Memorial Sloan Kettering researchers have performed the first large-scale genetic analysis of several pediatric cancers, identifying mutations and potential targets for therapies to treat the cancers.

In recent years, scientists have used genetic analysis of tumors to make landmark discoveries in identifying mutations that give rise to certain adult cancers, such as melanoma, lung cancer, and gastrointestinal stromal tumors. By comparison, very few such studies have been conducted in pediatric tumors.

Now, Memorial Sloan Kettering researchers have performed the first large-scale analysis of several pediatric cancers to identify mutations and potential targets for therapies. In two pediatric tumor types, investigators found mutations already known to cause some adult cancers.

“These mutations are clinically relevant and therefore good targets for therapies that block specific disease pathways,” says pediatric oncologist Neerav Shukla, who led the study. “This could open the door to targeted therapies for pediatric cancers, which have been lacking. Apart from that, these mutations could also help physicians decide the best approach with current treatments. In the future, we may want to start testing pediatric patients for some of these mutations at diagnosis.”

To perform the study, researchers used Memorial Sloan Kettering’s extensive bank of tumor samples and a powerful mutation detection technology called Sequenom. The team analyzed DNA from 380 samples of four pediatric cancers — neuroblastoma, rhabdomyosarcoma, Ewing sarcoma, and desmoplastic small round cell tumors. Specifically, they looked to see whether mutations were present at 275 DNA sites where mutations had been frequently reported in other cancers — and therefore likely to be activating, or cancer promoting.

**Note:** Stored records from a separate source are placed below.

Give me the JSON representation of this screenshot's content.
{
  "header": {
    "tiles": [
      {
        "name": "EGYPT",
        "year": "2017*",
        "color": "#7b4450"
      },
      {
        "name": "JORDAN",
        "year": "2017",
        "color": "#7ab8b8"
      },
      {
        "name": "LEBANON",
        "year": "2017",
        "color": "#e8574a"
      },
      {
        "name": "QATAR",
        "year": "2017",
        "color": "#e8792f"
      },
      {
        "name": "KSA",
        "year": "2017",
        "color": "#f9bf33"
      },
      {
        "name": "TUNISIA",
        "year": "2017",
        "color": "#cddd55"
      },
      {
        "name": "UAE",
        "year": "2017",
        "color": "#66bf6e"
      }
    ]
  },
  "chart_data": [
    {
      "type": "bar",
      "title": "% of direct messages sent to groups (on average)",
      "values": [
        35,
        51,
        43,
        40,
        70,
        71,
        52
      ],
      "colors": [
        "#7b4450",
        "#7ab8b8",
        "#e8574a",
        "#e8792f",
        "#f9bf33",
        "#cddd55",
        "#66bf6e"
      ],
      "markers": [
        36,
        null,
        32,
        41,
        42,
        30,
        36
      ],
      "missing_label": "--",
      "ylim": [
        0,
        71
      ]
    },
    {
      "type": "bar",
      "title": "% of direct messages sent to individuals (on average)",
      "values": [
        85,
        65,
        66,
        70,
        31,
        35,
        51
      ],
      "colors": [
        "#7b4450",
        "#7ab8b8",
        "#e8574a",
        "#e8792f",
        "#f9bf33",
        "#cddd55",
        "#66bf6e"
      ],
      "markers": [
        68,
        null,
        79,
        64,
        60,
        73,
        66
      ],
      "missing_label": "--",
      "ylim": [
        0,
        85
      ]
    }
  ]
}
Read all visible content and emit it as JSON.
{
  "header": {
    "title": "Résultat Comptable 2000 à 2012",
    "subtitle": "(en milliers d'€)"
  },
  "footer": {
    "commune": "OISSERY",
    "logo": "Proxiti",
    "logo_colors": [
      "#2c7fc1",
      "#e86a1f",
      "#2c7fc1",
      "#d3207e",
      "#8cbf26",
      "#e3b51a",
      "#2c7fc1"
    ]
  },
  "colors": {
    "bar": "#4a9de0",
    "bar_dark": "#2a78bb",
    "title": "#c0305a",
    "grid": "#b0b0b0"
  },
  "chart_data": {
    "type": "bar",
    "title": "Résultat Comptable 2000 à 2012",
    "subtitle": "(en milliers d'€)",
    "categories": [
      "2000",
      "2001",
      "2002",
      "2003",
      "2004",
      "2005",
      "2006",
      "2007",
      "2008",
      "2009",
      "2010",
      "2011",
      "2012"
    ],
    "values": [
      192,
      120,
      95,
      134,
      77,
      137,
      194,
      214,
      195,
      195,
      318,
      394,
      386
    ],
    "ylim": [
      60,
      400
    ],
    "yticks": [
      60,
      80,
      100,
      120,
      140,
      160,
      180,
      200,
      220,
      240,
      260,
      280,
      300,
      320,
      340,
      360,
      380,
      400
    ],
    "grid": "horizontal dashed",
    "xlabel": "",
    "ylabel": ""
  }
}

Neuroblastoma and the embryonal form of rhabdomyosarcoma, in particular, had a significant number of samples with mutations in genes that regulate growth signaling, a defect implicated in many adult cancers. The findings appear in the February 1 issue of Clinical Cancer Research.

The Sequenom technology is already routinely used at Memorial Sloan Kettering for genetic testing of several adult cancers. These tests were developed by molecular pathologist Marc Ladanyi, the study’s senior author, who adds, “With the system for studying tumors already in place, it would be simple to start using this approach in pediatric cancers.”